Paul Villero

Personal information
- Full name: Paul Breitner Villero Arevalo
- Date of birth: 7 October 1998 (age 27)
- Place of birth: Bogotá, Colombia
- Height: 1.69 m (5 ft 7 in)
- Positions: Midfielder; winger; forward;

Team information
- Current team: Seongnam FC
- Number: 10

Senior career*
- Years: Team / Apps / (Gls)
- 0000–2019: Ovetense
- 2019–2022: Rubio Ñu
- 2023: Náutico / 28 / (4)
- 2023–2024: Ponte Preta / 13 / (1)
- 2024: → Athletic (loan) / 24 / (2)
- 2025: Busan IPark / 36 / (6)
- 2026–: Seongnam FC / 13 / (1)

= Paul Villero =

Colombian footballer (born 1998)

Paul Breitner Villero Arevalo (born 7 October 1998) is a Colombian professional footballer who plays as a midfielder, winger, or forward for Seongnam FC.

==Early life==
Villero was born on 7 October 1998 in Bogotá, Colombia. Growing up, he worked as a shoe salesman.

==Career==
Villero started his career with Paraguayan side Ovetense. In 2019, he signed for Paraguayan side Rubio Ñu. Three years later, he signed for Brazilian side Náutico, where he made twenty-eight league appearances and scored four goals. Following his stint there, he signed for Brazilian side Ponte Preta in 2023, where he made thirteen league appearances and scored one goal.

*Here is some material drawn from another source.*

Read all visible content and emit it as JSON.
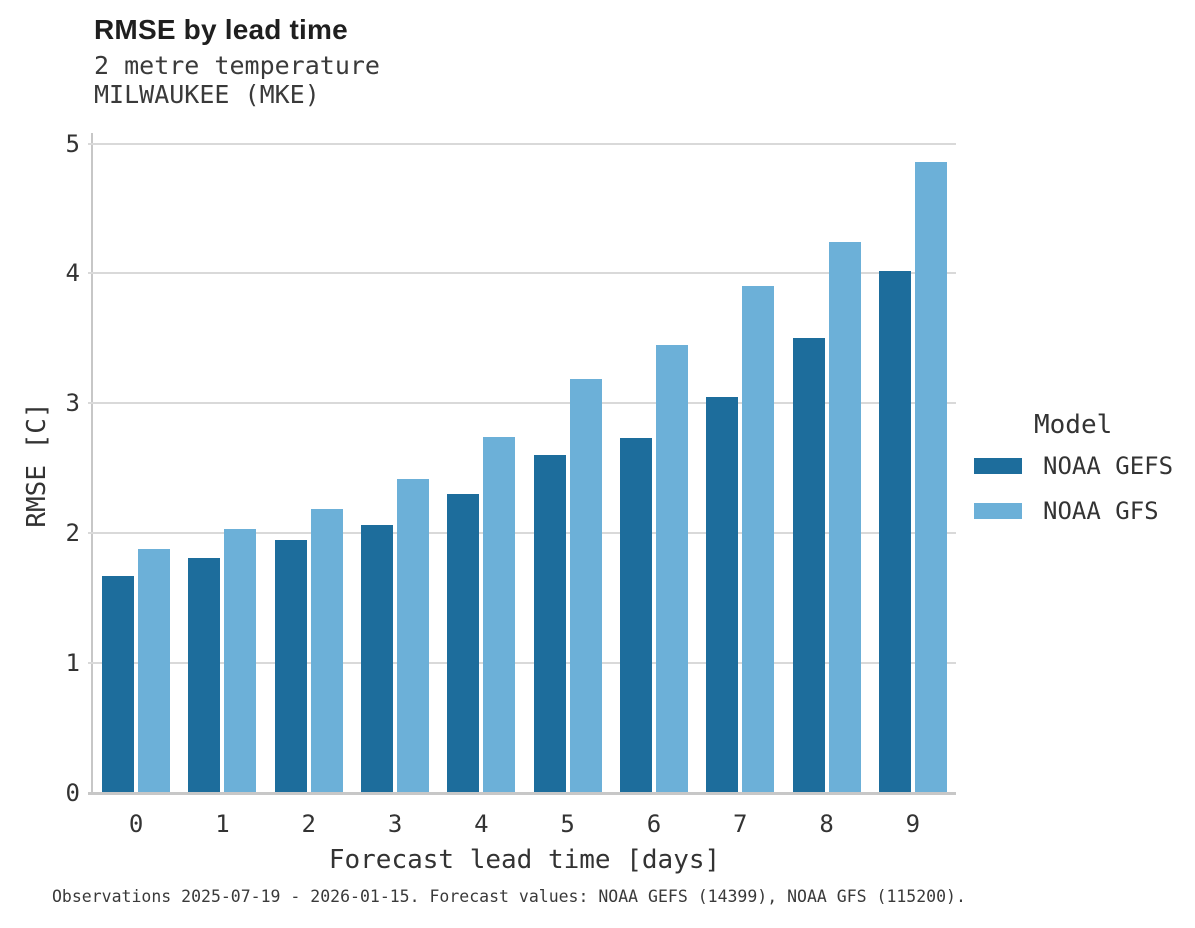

During April 2024, he was sent on loan to Brazilian side Athletic, where he made twenty-four league appearances and scored two goals and helped the club achieve promotion from the third tier to the second tier. Ahead of the 2025 season, he signed for South Korean side Busan IPark.

On 15 January 2026, Villero announce official signing to fellow K League 2 club, Seongnam FC for 2026 season.

==Style of play==
Villero plays as a midfielder, winger, or forward and is right-footed. Brazilian news website Terra wrote in 2025 that he has consistently contributed to playmaking and coordinating the attack, being used both as a playmaker and in more advanced positions. His presence has been valued... for his ability to maintain possession of the ball under pressure and his vision of the game in decisive situations".